Galli: «Quei muri simbolo di un mondo che non sa dialogare»

Marco Galli

Sindaco di Ceprano

Marco Galli

 

di MARCO GALLI
Sindaco di Ceprano

 

Caro Direttore,
pensavamo di aver cancellato definitivamente i “muri” dalla storia dei paesi democratici e, invece, ecco che queste costruzioni riappaiono come incubi in un mondo che non sa più dialogare.

La storia, che dovrebbe guidarci verso il futuro, aiutandoci a non ripetere gli errori, sembra sconosciuta a questa pletora di novelli “adriani”.

Il Vallo non riuscì a proteggere l’impero dai barbari provenienti dalla Scozia, così come l’immensa muraglia cinese nulla poté contro la straordinaria intelligenza di Gengis Khan.

A proposito del Temüjin, va ricordato che fu a capo del più grande impero di tutti i tempi, i cui confini non erano protetti da muri o muraglie di alcun genere, ma qui il discorso, seppure affascinante, si farebbe complicato.

Tornando ai nostri politici, io ritengo che innalzare mura per difendersi dall’immigrazione provocata, per la maggior parte, da scelte sbagliate dei governi occidentali, è oggettivamente un atto vigliacco e una resa incondizionata dell’intellighenzia.

Viviamo indubbiamente un momento storico difficile, aggravato da una crisi senza fine, ma abdicare al populismo, significa non risolvere i problemi, ma soltanto spostarli più avanti, aggravandoli con conseguenze difficilmente immaginabili.

Adesso poi, con le politiche protezionistiche e iperconservatrici del neopresidente americano, quel Trump tanto rispettoso delle donne, la questione dell’isolamento diventa ancora più stringente. Servirebbero intelligenza e grandi capacità politiche per affrontare questo mondo in fibrillazione, dove la vita sembra valere sempre meno.

Ma la paura, spesso sollecitata ad arte dai professionisti del terrore, pare aver obnubilato la capacità di scelta delle persone, che sempre più, si orientano verso strani e pittoreschi personaggi, che fanno degli slogan e dell’arroganza le armi per rassicurare un’opinione pubblica spaventata e disorientata.

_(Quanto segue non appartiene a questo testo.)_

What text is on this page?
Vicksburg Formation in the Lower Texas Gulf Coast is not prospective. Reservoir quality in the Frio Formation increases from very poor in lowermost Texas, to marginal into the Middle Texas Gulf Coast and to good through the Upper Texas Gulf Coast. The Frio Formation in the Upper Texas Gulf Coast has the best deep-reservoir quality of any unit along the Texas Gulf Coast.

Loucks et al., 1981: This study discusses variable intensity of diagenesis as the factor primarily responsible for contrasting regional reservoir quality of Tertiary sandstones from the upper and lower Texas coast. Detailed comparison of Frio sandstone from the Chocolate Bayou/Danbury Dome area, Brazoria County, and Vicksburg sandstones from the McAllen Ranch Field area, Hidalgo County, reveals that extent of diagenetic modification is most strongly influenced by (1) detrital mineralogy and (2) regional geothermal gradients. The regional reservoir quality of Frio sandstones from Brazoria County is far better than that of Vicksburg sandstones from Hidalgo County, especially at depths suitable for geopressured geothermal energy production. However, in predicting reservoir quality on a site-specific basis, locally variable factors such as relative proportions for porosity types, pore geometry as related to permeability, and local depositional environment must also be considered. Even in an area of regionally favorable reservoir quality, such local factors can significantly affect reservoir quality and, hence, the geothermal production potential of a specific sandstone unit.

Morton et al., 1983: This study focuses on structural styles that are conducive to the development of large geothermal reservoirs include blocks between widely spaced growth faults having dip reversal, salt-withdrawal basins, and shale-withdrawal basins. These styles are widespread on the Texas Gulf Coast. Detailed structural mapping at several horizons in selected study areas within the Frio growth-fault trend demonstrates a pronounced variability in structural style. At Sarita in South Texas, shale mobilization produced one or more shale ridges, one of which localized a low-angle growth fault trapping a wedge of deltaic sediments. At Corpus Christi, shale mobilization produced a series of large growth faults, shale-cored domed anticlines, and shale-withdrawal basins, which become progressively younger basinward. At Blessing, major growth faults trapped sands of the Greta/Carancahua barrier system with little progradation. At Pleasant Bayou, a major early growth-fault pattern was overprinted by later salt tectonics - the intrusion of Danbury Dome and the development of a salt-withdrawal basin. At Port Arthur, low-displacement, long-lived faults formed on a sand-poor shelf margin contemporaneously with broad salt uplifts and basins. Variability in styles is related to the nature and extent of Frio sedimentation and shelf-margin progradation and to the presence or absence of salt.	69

Una gara a dividere, per affermare la superiorità dei singoli, accompagnata dalla costruzione di inutili e costosissimi muri segnano la politica di questi giorni un po’ in tutto il mondo. Comprendo la rabbia di chi deve affrontare questa maledetta crisi che sembra non finire mai, ma è proprio in momenti come questi che bisogna rimanere lucidi ed evitare di cadere nella trappola dell’egoismo, della paura indotta.

Bisogna rassegnarci: i problemi complessi, non possono essere risolti con slogan sguaiati studiati per colpire l’immaginario delle persone; in altre parole, per arrivare alla pancia della gente. I problemi, storici, tra Messico e Stati Uniti, così come tra Israele e Palestina non troveranno una soluzione tra il cemento di un muro, per quanto alto sia, ma solo nella volontà e nel dialogo che dovrebbero caratterizzare ogni scelta politica. Neppure l’Europa sarà al sicuro erigendo valli per bloccare la fuga di milioni di persone terrorizzate da guerra e fame.

Cominciamo a rimuovere il filo spinato che ingabbia le idee; iniziamo ad abbattere i muri che, stringendo i cervelli, impediscono la comparsa di idee che possano davvero costruire un mondo diverso e senza conflitti.

Impariamo dalla storia, non bisogna andare molto indietro, che non servono i leader pittoreschi, urlatori di slogan populisti intrisi di odio e nulla più, ma uomini e donne portatrici di idee, che hanno voglia e capacità di risolvere i problemi dialogando, abbattendo pregiudizi e antistoriche, sinistre mura.